The board unanimously approved a resolution Monday supporting refinancing the bond after a presentation by Buddy Mitcham, a representative of the Jackson-based firm Government Consultants.
Mitcham proposed taking advantage of low interest rates by refinancing $8.6 million of the almost $12 million outstanding from the bond this year and refinancing the remainder next year. The first phase of the bond refinancing, he said, could save the county approximately $1.4 million over 14 years if interest rates remain the same.
Interest rates could drop in the coming months, allowing the county to lock in a better rate next year, Mitcham said.
"That's real money," he told board members Monday. "After we get the other done after the first of the year, we'll have to run the numbers and see what they look like then, but you're talking about real good savings."
Mitcham estimated the first phase of refinancing could be ready for board approval in October.

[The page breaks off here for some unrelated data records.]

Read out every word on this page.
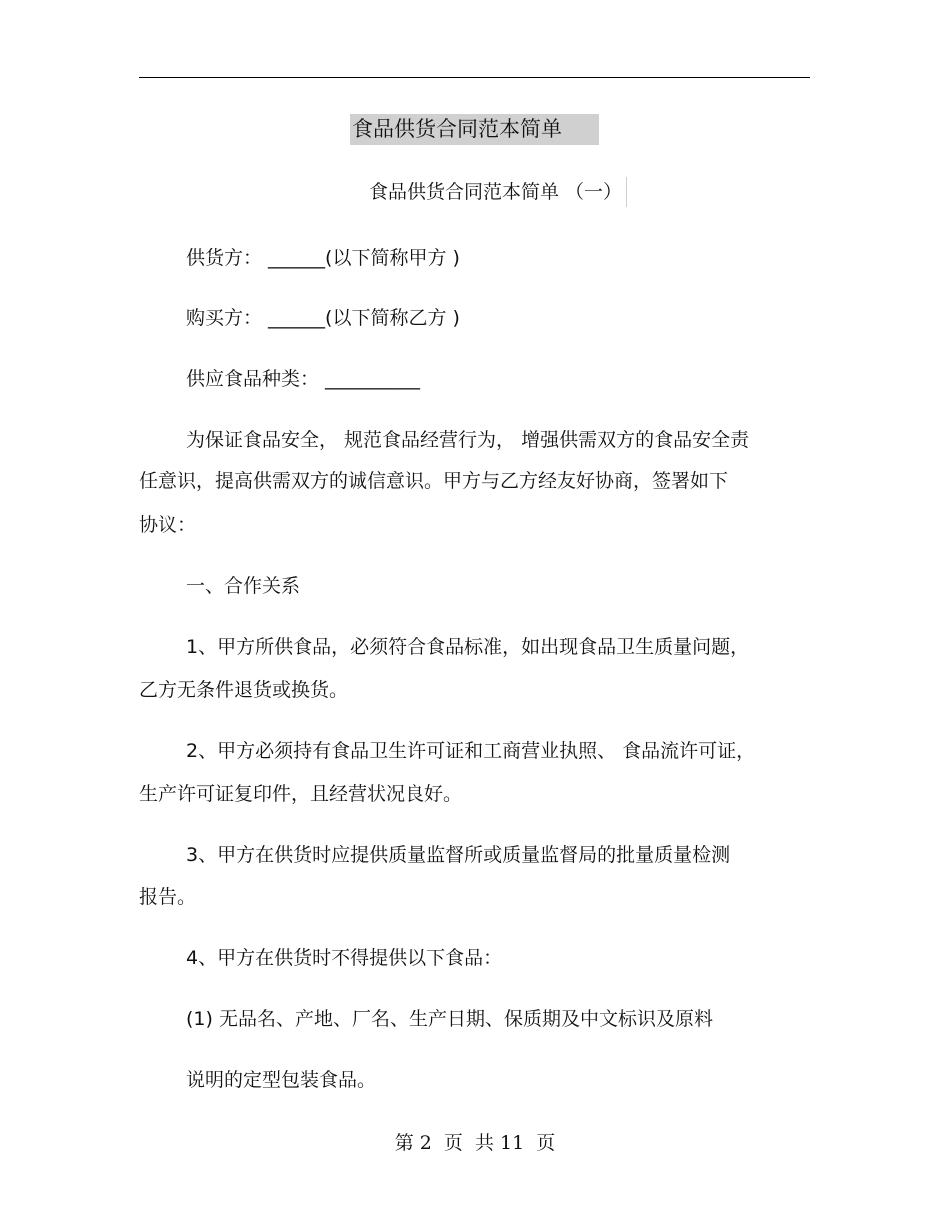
食品供货合同范本简单
食品供货合同范本简单 （一）
供货方： ______(以下简称甲方 )
购买方： ______(以下简称乙方 )
供应食品种类： __________
为保证食品安全， 规范食品经营行为， 增强供需双方的食品安全责
任意识，提高供需双方的诚信意识。甲方与乙方经友好协商，签署如下
协议：
一、合作关系
1、甲方所供食品，必须符合食品标准，如出现食品卫生质量问题，
乙方无条件退货或换货。
2、甲方必须持有食品卫生许可证和工商营业执照、 食品流许可证，
生产许可证复印件，且经营状况良好。
3、甲方在供货时应提供质量监督所或质量监督局的批量质量检测
报告。
4、甲方在供货时不得提供以下食品：
(1) 无品名、产地、厂名、生产日期、保质期及中文标识及原料
说明的定型包装食品。
第 2  页  共 11  页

The 2002 revenue bond helped pay for construction and renovation projects, OCH CEO Richard Hilton said, including work on the hospital's South Tower and emergency room. The OCH Board of Trustees supports potential refinancing, a letter to supervisors states.
"The market conditions are really good right now compared to the condition when the bonds were originally sold. It makes good fiduciary sense for (OCH) trustees and supervisors to partner together on this matter," he said. "With expenses coming off the books, this translates to tremendous community benefit. I think the supervisors see the promise and rationale with this, and my hat is off to them for taking it up for consideration."
Board Vice President John Montgomery said the move is no different than a homeowner refinancing payments on their house.
"Anytime you can save upward of a million dollars, it's a good move," he said.
The extra cash could allow the county to complete needed projects or plug holes in its budget, board president Orlando Trainer said.
"You could do a substantial road project - an overlay, for example - that would last through the 10-year period and maybe have useful life afterward," he said.